"Fé em Atos", documentário realizado no TCC em jornalismo, traz à tona a temática das igrejas inclusivas

Em muitas igrejas, sejam elas católicas, protestantes ou de outras tradições religiosas, não há, na fé, um espaço para pessoas de orientações sexuais não-heteronormativas e ideologias de gênero não-cisgêneras. Contudo, ainda que esta percepção resista em alguns lugares e na posição pessoal de alguns fiéis e pastores, nos últimos anos multiplicaram-se pelo mundo igrejas que seguem a teologia inclusiva – uma interpretação da fé que, de maneira geral, não faz distinção e acepção das identidades assumidas pelos frequentadores.   

Fascinada pelas questões antropológicas e sociais da religião, Júlia Pellizon notou como a temática das igrejas inclusivas era relevante, ainda que pouco abordada pela imprensa: desta percepção, nasceu o documentário Fé em Atos, seu trabalho de conclusão de curso, defendido em julho deste ano na graduação em jornalismo e orientado pela professora Mônica Nunes Vieira.

Passagem bíblica inscrita na parede da Comunidade Cristã Nova Esperança, que realiza encontros religiosos para travestis e trangêneros.
 
Assim, buscando abordar como, para além do “próprio questionamento sobre orientação sexual ou identidade de gênero”, as igrejas inclusivas dizem respeito “às coisas que as pessoas fazem e que refletem a fé delas”, Júlia acompanhou quatro igrejas de São Paulo, a Igreja Cristã Contemporânea, a Comunidade Cristã Nova Esperança, a Cidade de Refúgio e a Igreja da Comunidade Metropolitana de São Paulo, cada uma com suas particularidades (três delas se autodenominam pentecostais, por exemplo, enquanto uma se autodenomina progressista), bem como as histórias de vida e devoção de alguns de seus fiéis, de modo a mostrar o que via “quando ia ao culto ou à alguma atividade da igreja” - expressando, assim, “esse detalhe abstrato que é a fé no cotidiano das pessoas”.

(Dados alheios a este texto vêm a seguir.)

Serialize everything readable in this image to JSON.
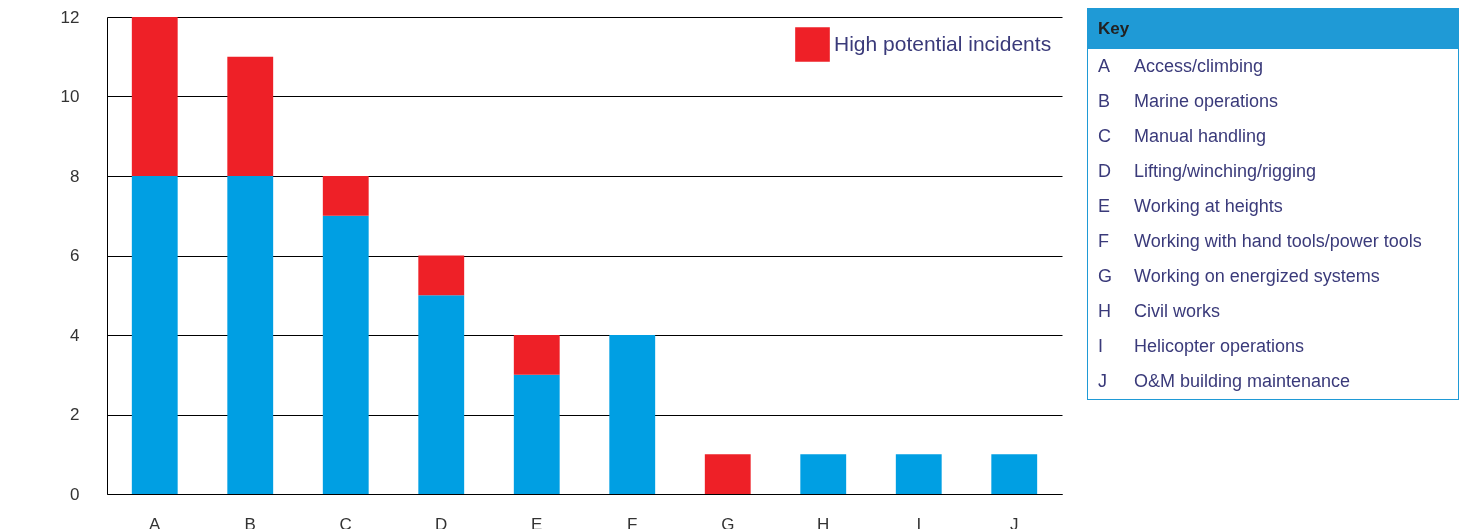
{
  "chart_data": {
    "type": "bar",
    "stacked": true,
    "categories": [
      "A",
      "B",
      "C",
      "D",
      "E",
      "F",
      "G",
      "H",
      "I",
      "J"
    ],
    "series": [
      {
        "color": "#009fe3",
        "values": [
          8,
          8,
          7,
          5,
          3,
          4,
          0,
          1,
          1,
          1
        ]
      },
      {
        "name": "High potential incidents",
        "color": "#ee2027",
        "values": [
          4,
          3,
          1,
          1,
          1,
          0,
          1,
          0,
          0,
          0
        ]
      }
    ],
    "ylim": [
      0,
      12
    ],
    "yticks": [
      0,
      2,
      4,
      6,
      8,
      10,
      12
    ],
    "grid": "y",
    "legend": "top right",
    "annotations": [
      "Key",
      "A Access/climbing",
      "B Marine operations",
      "C Manual handling",
      "D Lifting/winching/rigging",
      "E Working at heights",
      "F Working with hand tools/power tools",
      "G Working on energized systems",
      "H Civil works",
      "I Helicopter operations",
      "J O&M building maintenance"
    ]
  }
}
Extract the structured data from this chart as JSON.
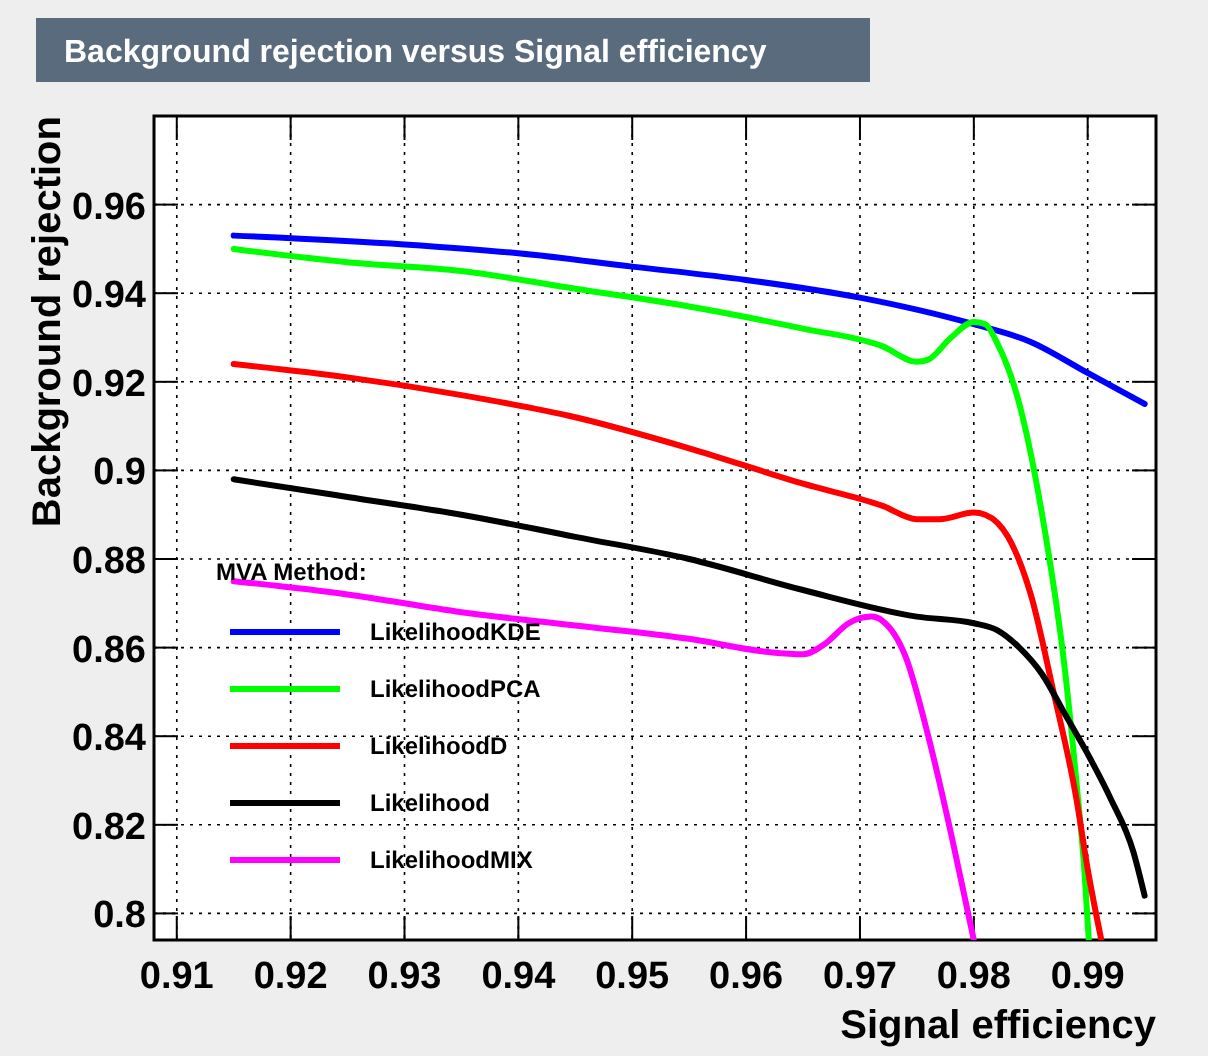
{
  "chart_data": {
    "type": "line",
    "title": "Background rejection versus Signal efficiency",
    "xlabel": "Signal efficiency",
    "ylabel": "Background rejection",
    "legend_title": "MVA Method:",
    "xlim": [
      0.908,
      0.996
    ],
    "ylim": [
      0.794,
      0.98
    ],
    "xticks": [
      0.91,
      0.92,
      0.93,
      0.94,
      0.95,
      0.96,
      0.97,
      0.98,
      0.99
    ],
    "yticks": [
      0.8,
      0.82,
      0.84,
      0.86,
      0.88,
      0.9,
      0.92,
      0.94,
      0.96
    ],
    "grid": true,
    "legend": "bottom left",
    "line_style": "solid",
    "series": [
      {
        "name": "LikelihoodKDE",
        "color": "#0000ff",
        "x": [
          0.915,
          0.93,
          0.94,
          0.95,
          0.96,
          0.97,
          0.98,
          0.985,
          0.99,
          0.995
        ],
        "values": [
          0.953,
          0.951,
          0.949,
          0.946,
          0.943,
          0.939,
          0.933,
          0.929,
          0.922,
          0.915
        ]
      },
      {
        "name": "LikelihoodPCA",
        "color": "#00ff00",
        "x": [
          0.915,
          0.925,
          0.935,
          0.945,
          0.955,
          0.965,
          0.972,
          0.975,
          0.976,
          0.978,
          0.98,
          0.981,
          0.982,
          0.984,
          0.986,
          0.988,
          0.989,
          0.9897,
          0.9901
        ],
        "values": [
          0.95,
          0.947,
          0.945,
          0.941,
          0.937,
          0.932,
          0.928,
          0.9245,
          0.925,
          0.93,
          0.9335,
          0.933,
          0.929,
          0.915,
          0.89,
          0.855,
          0.83,
          0.81,
          0.794
        ]
      },
      {
        "name": "LikelihoodD",
        "color": "#ff0000",
        "x": [
          0.915,
          0.925,
          0.935,
          0.945,
          0.955,
          0.965,
          0.972,
          0.975,
          0.977,
          0.98,
          0.981,
          0.983,
          0.985,
          0.987,
          0.989,
          0.99,
          0.9912
        ],
        "values": [
          0.924,
          0.921,
          0.917,
          0.912,
          0.905,
          0.897,
          0.892,
          0.889,
          0.889,
          0.8905,
          0.89,
          0.885,
          0.872,
          0.85,
          0.826,
          0.81,
          0.794
        ]
      },
      {
        "name": "Likelihood",
        "color": "#000000",
        "x": [
          0.915,
          0.925,
          0.935,
          0.945,
          0.955,
          0.965,
          0.975,
          0.98,
          0.982,
          0.984,
          0.986,
          0.988,
          0.99,
          0.992,
          0.994,
          0.995
        ],
        "values": [
          0.898,
          0.894,
          0.89,
          0.885,
          0.88,
          0.873,
          0.867,
          0.8655,
          0.864,
          0.86,
          0.854,
          0.845,
          0.836,
          0.826,
          0.814,
          0.804
        ]
      },
      {
        "name": "LikelihoodMIX",
        "color": "#ff00ff",
        "x": [
          0.915,
          0.925,
          0.935,
          0.945,
          0.955,
          0.962,
          0.965,
          0.967,
          0.969,
          0.971,
          0.972,
          0.974,
          0.976,
          0.978,
          0.9795,
          0.98
        ],
        "values": [
          0.875,
          0.872,
          0.868,
          0.865,
          0.862,
          0.859,
          0.8585,
          0.861,
          0.8655,
          0.867,
          0.866,
          0.858,
          0.84,
          0.818,
          0.8,
          0.794
        ]
      }
    ]
  }
}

“Eu acho impressionante como a fé pode mover a vida das pessoas,” comenta Júlia. “É muito sobre a relação delas com Deus. Eu tenho uma personagem, por exemplo, que tem câncer no timo e faz aulas de música na igreja, o que é essencial para ela se conectar com Deus e com a cura dela”.



Débora Benevides frequenta a Cidade de Refúgio e lá faz aulas de violino essa é sua forma de se encontrar com Deus.

Nos nove meses que demorou para finalizar o projeto, Júlia teve algumas dificuldades por ter de fazer todo o processo majoritariamente sozinha, desde a escolha das fontes à edição e por precisar tratar de um tema bastante delicado, no qual precisava contar as histórias sem ser panfletária. Ainda assim, ela acredita que, ao fim, conseguiu atingir seu objetivo de tratar das diferenças de cada uma das igrejas, fazendo com que os espectadores as percebessem e não tratassem esses espaços “como uma coisa só, ou fetichizada ou glamurizada”. “Eu me envolvi muito e estava um pouco segura para apresentar, mas todos que assistiram acharam muito bom. Eu fiquei muito feliz com a recepção das pessoas,” revela.

Nas histórias de fiéis e pastores que conseguiram encontrar lugares onde podiam se conectar com Deus e vivenciar suas identidades, Júlia pôde expressar como “a fé é importante para as pessoas”. “Essa é uma coisa que eu sempre pensei sobre religião e espiritualidade e foi algo que eu vivenciei e transformei em coisa concreta,” pontua. “Isso foi o mais significativo”.